Boys and Their Jeans

October 21st, 2008

There were five kids in my family.  Four boys and the youngest one, the baby of the family, was a girl.My folks worked hard to make sure that all of us kids were well cared for.  While sometimes we lacked some of the material trifles of the modern world, we never wanted for the things that truly mattered - food, clothing, shelter, or love.
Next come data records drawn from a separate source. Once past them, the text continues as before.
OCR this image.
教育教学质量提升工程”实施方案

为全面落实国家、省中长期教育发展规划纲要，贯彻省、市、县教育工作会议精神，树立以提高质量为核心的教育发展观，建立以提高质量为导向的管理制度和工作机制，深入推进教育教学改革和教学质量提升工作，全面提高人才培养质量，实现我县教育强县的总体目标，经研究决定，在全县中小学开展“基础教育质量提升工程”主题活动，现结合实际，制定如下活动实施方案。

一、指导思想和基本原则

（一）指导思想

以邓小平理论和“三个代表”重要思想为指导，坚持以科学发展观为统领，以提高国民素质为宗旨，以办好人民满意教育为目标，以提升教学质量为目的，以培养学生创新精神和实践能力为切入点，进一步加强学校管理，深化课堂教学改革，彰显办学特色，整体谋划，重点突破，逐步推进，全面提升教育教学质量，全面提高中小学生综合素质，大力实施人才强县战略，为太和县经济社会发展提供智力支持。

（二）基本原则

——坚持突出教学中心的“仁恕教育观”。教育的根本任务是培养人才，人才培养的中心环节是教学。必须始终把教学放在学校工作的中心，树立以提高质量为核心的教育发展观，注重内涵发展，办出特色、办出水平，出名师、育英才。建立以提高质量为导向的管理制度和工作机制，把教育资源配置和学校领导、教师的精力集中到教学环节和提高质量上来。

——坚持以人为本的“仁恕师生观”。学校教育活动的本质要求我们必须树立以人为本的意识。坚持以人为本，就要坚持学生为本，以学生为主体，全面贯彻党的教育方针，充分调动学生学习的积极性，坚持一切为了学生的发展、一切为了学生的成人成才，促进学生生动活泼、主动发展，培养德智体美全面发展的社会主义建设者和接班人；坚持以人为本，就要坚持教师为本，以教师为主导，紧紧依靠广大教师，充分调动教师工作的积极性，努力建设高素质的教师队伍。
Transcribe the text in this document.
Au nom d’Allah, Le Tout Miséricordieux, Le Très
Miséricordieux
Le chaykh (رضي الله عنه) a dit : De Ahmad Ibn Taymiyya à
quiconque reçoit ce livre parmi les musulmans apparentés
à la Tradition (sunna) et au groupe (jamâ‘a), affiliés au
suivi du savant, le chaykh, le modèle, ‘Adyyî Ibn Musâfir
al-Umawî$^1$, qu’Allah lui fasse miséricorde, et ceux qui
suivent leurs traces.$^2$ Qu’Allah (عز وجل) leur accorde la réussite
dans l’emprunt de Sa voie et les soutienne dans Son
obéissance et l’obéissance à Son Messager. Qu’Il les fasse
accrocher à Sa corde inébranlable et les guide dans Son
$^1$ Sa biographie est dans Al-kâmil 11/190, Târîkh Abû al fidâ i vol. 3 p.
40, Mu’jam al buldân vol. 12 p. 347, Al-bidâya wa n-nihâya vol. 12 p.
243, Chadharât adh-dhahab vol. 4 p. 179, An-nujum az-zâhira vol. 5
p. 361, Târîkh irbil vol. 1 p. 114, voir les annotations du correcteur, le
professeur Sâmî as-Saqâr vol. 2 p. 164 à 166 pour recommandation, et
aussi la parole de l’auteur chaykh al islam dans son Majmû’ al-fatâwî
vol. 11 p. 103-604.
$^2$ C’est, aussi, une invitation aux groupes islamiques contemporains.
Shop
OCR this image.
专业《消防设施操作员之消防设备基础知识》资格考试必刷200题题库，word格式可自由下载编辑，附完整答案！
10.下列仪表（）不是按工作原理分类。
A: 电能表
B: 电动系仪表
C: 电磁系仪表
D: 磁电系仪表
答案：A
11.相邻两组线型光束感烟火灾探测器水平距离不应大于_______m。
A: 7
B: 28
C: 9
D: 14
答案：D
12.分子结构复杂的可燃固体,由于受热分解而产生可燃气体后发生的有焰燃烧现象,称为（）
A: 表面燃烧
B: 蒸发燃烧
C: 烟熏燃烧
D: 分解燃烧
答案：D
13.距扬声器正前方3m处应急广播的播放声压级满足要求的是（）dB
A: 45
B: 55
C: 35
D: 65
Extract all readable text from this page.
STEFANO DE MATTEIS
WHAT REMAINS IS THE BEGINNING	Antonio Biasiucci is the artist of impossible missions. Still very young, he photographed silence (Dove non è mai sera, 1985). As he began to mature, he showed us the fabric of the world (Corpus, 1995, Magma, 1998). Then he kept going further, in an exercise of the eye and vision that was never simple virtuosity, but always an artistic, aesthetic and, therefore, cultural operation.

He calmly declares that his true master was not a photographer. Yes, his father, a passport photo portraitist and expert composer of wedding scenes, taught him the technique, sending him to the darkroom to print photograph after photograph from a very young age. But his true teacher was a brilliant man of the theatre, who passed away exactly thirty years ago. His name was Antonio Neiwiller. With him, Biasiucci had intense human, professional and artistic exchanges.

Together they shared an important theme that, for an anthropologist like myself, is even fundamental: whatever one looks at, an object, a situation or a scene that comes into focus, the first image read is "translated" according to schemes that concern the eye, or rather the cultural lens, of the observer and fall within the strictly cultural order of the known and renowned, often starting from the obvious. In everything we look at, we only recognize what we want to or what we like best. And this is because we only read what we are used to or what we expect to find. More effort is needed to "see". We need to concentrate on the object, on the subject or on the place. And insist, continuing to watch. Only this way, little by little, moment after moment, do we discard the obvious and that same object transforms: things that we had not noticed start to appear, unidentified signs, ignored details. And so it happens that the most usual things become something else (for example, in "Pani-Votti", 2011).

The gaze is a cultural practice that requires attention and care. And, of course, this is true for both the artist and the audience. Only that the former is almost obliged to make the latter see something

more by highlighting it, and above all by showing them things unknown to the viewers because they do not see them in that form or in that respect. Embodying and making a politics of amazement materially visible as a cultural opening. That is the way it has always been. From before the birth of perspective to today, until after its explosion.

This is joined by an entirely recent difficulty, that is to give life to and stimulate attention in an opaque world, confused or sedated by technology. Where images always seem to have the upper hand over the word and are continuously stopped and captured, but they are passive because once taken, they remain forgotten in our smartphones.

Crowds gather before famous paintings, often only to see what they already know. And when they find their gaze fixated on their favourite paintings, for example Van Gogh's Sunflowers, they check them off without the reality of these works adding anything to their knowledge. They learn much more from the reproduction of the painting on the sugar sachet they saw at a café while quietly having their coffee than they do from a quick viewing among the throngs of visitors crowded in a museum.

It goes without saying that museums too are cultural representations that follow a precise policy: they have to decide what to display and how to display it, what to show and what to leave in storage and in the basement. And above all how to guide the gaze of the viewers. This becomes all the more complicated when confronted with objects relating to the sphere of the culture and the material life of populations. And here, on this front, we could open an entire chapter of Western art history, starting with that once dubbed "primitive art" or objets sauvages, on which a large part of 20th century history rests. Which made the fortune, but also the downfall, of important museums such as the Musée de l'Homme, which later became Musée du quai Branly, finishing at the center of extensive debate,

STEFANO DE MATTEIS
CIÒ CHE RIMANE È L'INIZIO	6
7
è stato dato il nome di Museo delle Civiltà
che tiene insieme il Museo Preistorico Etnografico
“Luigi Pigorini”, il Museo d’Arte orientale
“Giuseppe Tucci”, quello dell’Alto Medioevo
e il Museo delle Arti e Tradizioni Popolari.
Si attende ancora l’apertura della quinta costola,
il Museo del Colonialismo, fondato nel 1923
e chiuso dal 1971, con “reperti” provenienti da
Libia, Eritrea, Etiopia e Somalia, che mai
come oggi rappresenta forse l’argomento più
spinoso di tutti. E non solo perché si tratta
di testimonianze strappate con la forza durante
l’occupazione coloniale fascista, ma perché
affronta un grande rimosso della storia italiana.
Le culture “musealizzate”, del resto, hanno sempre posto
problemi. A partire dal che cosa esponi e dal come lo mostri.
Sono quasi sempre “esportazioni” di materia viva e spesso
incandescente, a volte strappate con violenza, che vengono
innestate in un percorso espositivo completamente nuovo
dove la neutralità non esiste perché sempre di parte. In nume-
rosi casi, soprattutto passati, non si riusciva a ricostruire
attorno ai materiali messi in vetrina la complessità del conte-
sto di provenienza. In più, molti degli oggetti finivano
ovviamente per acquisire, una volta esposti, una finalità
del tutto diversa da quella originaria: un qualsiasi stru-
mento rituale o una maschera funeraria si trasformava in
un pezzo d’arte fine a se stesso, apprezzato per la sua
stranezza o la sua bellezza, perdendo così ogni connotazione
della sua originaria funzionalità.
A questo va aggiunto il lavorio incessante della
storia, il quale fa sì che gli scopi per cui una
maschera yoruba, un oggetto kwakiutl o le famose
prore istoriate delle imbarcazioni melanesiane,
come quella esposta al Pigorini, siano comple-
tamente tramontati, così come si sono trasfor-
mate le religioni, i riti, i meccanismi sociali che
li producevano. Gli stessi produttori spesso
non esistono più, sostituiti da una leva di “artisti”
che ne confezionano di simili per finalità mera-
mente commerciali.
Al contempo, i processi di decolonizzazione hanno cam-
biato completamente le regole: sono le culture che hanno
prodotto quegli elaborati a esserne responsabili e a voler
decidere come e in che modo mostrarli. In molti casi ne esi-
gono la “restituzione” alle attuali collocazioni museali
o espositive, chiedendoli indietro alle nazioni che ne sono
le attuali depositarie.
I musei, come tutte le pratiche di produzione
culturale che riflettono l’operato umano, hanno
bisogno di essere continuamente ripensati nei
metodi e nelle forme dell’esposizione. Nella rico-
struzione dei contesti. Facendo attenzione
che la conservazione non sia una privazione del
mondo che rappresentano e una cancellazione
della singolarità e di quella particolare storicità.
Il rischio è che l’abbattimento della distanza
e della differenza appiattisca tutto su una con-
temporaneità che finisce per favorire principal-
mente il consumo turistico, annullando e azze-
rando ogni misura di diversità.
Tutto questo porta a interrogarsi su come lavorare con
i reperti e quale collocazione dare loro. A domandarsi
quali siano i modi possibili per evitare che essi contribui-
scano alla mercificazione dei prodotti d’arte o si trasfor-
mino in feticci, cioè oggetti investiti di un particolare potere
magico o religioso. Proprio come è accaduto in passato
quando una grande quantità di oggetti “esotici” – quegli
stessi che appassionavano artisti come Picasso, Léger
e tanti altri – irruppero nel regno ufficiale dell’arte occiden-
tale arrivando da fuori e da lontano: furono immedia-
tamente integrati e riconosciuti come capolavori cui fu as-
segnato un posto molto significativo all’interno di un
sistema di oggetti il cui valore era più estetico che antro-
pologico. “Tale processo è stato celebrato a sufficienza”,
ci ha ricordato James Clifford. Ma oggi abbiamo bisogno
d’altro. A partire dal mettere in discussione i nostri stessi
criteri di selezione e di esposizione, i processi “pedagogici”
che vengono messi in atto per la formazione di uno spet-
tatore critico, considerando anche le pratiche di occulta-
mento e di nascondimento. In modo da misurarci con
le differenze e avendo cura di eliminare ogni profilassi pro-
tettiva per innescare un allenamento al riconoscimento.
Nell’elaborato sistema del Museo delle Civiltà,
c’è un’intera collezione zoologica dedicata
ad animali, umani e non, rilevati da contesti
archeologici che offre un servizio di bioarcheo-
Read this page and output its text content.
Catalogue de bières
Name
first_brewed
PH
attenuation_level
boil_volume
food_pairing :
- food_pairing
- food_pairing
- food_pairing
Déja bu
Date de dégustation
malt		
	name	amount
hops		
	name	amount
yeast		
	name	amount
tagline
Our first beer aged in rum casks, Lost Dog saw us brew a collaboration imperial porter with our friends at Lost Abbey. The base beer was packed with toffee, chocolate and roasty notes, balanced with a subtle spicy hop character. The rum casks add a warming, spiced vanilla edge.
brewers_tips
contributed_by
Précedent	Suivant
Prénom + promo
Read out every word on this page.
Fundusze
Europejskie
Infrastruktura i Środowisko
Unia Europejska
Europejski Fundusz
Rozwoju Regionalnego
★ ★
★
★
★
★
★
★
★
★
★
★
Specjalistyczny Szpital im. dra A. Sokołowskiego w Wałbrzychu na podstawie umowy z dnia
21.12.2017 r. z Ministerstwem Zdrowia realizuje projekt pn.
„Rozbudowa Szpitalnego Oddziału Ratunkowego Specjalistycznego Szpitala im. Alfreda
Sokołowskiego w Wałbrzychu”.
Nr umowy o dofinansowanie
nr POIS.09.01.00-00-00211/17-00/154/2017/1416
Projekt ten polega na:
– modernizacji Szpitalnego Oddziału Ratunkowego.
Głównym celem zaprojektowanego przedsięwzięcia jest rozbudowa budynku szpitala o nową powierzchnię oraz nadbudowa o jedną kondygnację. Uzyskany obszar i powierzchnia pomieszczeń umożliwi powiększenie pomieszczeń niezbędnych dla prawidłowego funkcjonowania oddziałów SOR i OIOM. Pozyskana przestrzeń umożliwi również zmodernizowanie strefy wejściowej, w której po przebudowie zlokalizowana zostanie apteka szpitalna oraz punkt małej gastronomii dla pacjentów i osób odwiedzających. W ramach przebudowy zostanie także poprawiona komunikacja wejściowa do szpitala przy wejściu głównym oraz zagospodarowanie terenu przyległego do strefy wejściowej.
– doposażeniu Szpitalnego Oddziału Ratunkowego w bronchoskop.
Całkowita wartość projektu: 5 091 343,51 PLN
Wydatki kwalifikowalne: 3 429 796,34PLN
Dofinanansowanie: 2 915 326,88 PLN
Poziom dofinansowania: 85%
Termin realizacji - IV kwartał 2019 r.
One of the staples for any young boys - or old ones for that matter, were jeans.  Those good old reliable, wear like iron jeans that provided shelter from the cold in winter, from the sun in the summer, mud in spring and fall, and from any in a long list of things that might damage a less hardy pair of clothing - scratchy hay bales, biting cats, spilled chemicals, flying debris from the lawnmower, hot panels on the tractors - just to name a few.  In additional, there was just the disgusting things on the farm that they would protect you from.  A pair of dockers wouldn’t stand up to cow slobber as you were trying to clean a manger.  A pair of shorts is useless against swarms of mosquitoes as you checked fence.

A good pair of jeans was a necessary part of the farm and growing up.  Skinned knees from riding a bike or riding the three wheeler through thistles were muted by ruggedness of the jeans.

There were also some things that a pair of jeans wouldn’t protect you from - a calf with scours with the right aim is going to soak through regardless what type of clothing you have on.

As strong as those jeans were, they were not iron.

After carrying so many hay bales rubbing against your knees, and upper legs, they were bound to wear through as the scratchy hay gradually took their toll.  Kneeling down to milk thirty cows a day, twice a day, 365 days a year eventually wrecked havoc on the knees too.  Jumping up and down off tractors, ladders, haystacks, feeders, haylofts, fences, combines, mangers, trees, ditches…you get the picture…usually lead to an eventual rip in the crotch.  Then there were the little dangers - a chemical spill cleaning the milk room might leave a hole, crossing the barbed wire fence may leave a snag, back pocket done in by a forgotten screwdriver - all of which would get bigger as time went by.

When I was really young, Mom would patch the jeans.  Sometimes even going so far as to patch a patch, or even put a patch on a patch that was already patched.  But even she had her limits.  Jeans that were too far gone became patches.

When I was older, Mom got a job in town (and there were fewer of us at home to keep up on), we started buying the cheaper jeans at the Wal-Mart in neighboring town.  The cheap cost more then offset the time and effort Mom spent in patching.  In addition, we found a good use for the big stack of patching that was growing in the corner of the sewing room - rugs.

Yup, a lady about eight miles east of my hometown with take old jeans, cut them into strips and make nice rag rugs out of old jeans and corduroy pants.  Boy, did we get a load of rugs…plus, like the orginals, they wear like iron!